In the fourth quarter, Ohio trailed by three points in what had been a back-and-forth battle between it and Central Michigan.
The Bobcats and the Chippewas had traded blows all game. Neither team had trailed by more than a touchdown for the entire game. After Chippewas’ quarterback Daniel Richardson connected with Kalil Pimpleton on a 28-yard touchdown pass to take a three-point lead, the Bobcats had just under four minutes to respond. They might’ve been able to take back the lead or force overtime.
Instead, Ohio faltered on its final drive. It was forced to punt after a verbal unsportsmanlike conduct penalty forced it into a fourth-and-17 play deep in its own territory. Central Michigan got the ball back with two-and-a-half minutes remaining and ran out the clock. Richardson kneeled to end the game, and Ohio suffered its first Mid-American Conference loss of the year.
Ohio showed flashes of success but failed to close out the fourth quarter in its 30-27 loss to Central Michigan on Saturday at Peden Stadium. It had kept on Central Michigan's heels throughout the game and even gained the lead twice in the second half.
But when the Chippewas rallied to score a field goal and a touchdown in their final two drives, the Bobcats had no answer.
“(The MAC) top to bottom is the most competitive it’s been in my time here,“ Ohio coach Tim Albin said. “Every game is going to come down to what you saw today and what you saw last week ... it’s going to be down to who makes the plays and plays for four quarters.”
The Bobcats (1-5, 1-1 MAC) seized control for brief moments in the second half. An interception by safety Tariq Drake — his second of the game — resulted in a three-play drive capped off with a two-yard touchdown run by De’Montre Tuggle.
A 40-yard touchdown run by Sieh Bangura wrestled the lead back two drives later, but Ohio’s offense fell silent soon after. It put up 11 yards of offense in its final two drives. Central Michigan (3-3, 1-1 MAC) scored 10 points in two of its final three drives.
Richardson, who had been held to 100 yards in the first half, lit up the Bobcats defense after halftime. Despite going just 7-of-13 in the second half, five of Richardson’s passes were for 26 yards or more. The Bobcats failed to contain Richardson, and untimely penalties only inflamed the problem.

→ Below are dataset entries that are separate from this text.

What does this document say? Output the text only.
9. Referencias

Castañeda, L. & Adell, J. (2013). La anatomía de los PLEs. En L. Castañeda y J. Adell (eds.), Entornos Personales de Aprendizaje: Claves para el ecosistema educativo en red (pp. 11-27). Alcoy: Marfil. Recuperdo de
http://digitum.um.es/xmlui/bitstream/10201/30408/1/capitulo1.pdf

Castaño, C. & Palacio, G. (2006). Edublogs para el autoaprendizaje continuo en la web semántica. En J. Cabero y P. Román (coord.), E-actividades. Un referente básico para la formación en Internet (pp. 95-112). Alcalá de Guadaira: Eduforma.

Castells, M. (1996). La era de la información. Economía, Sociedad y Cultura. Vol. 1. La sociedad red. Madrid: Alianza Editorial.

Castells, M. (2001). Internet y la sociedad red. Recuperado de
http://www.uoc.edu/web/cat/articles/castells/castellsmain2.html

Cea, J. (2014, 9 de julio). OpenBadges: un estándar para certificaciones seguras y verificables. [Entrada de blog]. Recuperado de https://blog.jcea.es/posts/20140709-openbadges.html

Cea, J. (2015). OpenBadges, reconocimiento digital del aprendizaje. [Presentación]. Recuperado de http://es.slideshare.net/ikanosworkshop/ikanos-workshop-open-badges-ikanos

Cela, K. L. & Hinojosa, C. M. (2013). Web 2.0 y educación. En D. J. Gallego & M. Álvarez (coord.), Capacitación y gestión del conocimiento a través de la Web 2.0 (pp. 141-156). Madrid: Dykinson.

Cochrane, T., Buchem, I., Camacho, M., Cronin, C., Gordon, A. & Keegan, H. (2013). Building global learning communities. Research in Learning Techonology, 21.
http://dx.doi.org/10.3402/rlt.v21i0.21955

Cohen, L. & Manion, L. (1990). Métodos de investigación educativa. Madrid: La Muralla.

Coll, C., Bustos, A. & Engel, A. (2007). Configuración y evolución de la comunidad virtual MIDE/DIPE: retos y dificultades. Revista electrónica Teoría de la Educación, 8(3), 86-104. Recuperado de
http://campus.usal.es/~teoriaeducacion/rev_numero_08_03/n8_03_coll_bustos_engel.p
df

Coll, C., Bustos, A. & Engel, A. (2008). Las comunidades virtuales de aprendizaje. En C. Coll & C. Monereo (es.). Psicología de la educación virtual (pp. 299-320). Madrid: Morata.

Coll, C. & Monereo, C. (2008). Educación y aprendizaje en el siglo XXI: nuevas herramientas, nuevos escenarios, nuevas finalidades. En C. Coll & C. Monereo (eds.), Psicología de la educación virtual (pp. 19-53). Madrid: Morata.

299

“It's just, you know, the small little plays at the end of the game that count,“ linebacker Bryce Houston said. “It's definitely something that we can still go back on the drawing board and still be proud of ourselves, the way we fought, but we’ve still got to capitalize on it.”
The final unsportsmanlike conduct penalty was not Ohio's lone mistake. It wasn’t even Ohio’s worst mistake. Yet when it was down by one score with less than four minutes remaining, it all but destroyed Ohio’s chance at a comeback.
“We were going to go for it,“ Albin said. “We got a penalty from the bench area, and you can’t do that. It’s unfortunate. I’m disappointed, the person is disappointed. That’s not who he is.”
The three-point difference in the final score makes Ohio’s mistakes stick out more than its moments of potential. If Ohio wants to win more games this season, it needs to learn how to close them out.